Examine using spacy

Question

Examine using spacy

rafelafrance opened this issue 5 years ago · comments

It looks like spacy may handle all of the token and pattern types so far. If this is true and it simplifies my code then I should replace my parsers with spacy entities, pipelines, etc. Additionally, I'll be able to separate each parser set into its own repository which will reduce simplify the projects.

Spacy will almost certainly handle label_babel and efloras parsing, however, I do have concerns about vertnet parsing. Testing it on the new bat parsers should prove this one way or another.

Note to self: Having extensive test suites is proving to be critical to this project's success.

The advantages to using spacy are numerous (these are just some of them):

I can leverage a team of experts in NLP who are developing NLP infrastructure full-time
There are numerous resources for tricky NLP problems on the web using spacy
I don't have to reinvent the wheel for everything: word vectors, NLP pipelines, etc.
I can quickly bring to bear many more NLP techniques
Matching on linguistic aspects of words like: Parts of speech etc.
more

The advantages to keeping stacked regex:

I own the code and can change things to suit my needs without hassle
I know it works on my problem set
It's fun to develop. Well that's not really a "reason" except that it keeps my motivation up to do this

rafe · Answer 1 · Fri Jan 17 2020 19:30:46 GMT+0800 (China Standard Time)

I have completed the Vernet sex trait parser and it works pretty well.

The only major issue is the lack the the ability to tag tokens in rules in a way that is analogous to using regular expression capture groups. The problem has hit other people and the spacy team has an open issue for it. If they deliver this issue then the code for probing for tokens in entities will go away and the trait getter functions will be greatly simplified.

See spacy issue Sub-pattern labeling for pattern matcher 3275

I'm going to try some more complicated trait parsers now. If I can find a workaround for the above issue then I'll adopt spacy now. If I can't then I'll wait until the above issue is solved.

rafe · Answer 2 · Tue Jan 28 2020 00:26:02 GMT+0800 (China Standard Time)

I'm going to try to add a custom entity (trait) recognizer pipeline step to Spacy to do what I need.

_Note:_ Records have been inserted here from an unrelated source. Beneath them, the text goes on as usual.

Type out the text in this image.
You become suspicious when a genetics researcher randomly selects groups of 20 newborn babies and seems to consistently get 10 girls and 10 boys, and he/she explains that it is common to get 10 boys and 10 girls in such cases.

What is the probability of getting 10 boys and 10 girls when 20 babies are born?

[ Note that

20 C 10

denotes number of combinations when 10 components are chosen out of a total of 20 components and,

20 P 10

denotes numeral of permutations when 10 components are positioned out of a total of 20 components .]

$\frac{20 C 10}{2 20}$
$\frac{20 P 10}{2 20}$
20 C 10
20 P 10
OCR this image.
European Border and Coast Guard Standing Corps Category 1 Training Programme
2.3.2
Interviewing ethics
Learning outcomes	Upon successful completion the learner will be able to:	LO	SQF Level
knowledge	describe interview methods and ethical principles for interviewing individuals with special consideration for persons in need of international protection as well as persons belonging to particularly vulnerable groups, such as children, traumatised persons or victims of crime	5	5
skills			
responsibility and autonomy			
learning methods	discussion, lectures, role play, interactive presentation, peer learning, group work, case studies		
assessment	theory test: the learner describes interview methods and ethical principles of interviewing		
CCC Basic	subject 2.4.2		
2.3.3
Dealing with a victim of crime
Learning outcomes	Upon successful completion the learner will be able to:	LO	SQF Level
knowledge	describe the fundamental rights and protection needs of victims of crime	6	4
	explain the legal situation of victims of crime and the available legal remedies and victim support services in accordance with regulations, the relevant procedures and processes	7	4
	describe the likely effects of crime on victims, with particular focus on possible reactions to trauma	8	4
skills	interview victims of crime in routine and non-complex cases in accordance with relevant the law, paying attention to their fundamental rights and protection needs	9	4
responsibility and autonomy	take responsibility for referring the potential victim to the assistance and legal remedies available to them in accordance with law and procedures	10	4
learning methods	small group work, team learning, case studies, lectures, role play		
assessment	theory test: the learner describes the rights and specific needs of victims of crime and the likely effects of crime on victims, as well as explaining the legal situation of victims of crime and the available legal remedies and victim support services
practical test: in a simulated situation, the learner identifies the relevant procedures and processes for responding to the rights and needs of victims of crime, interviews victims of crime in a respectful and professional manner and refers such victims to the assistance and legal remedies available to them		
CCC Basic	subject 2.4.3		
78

rafe · Answer 3 · Tue Jan 28 2020 23:56:21 GMT+0800 (China Standard Time)

It's probably because I don't understand the appropriate strategies for using the Spacy rulers (matcher, phrase matcher, & entity) but this isn't working -- not for the lack of trying tho. Which is too bad because Spacy is a stellar project & there's a lot that I learned when reading its code. I still want to circle back to it at a later date.

In the mean time I'm going to open issues for allowing me to use lemmatization and parts of speech tagging, etc. with the stacked regular expression. I'm going to need to use tokens as bytes and probably migrate the code to Cython.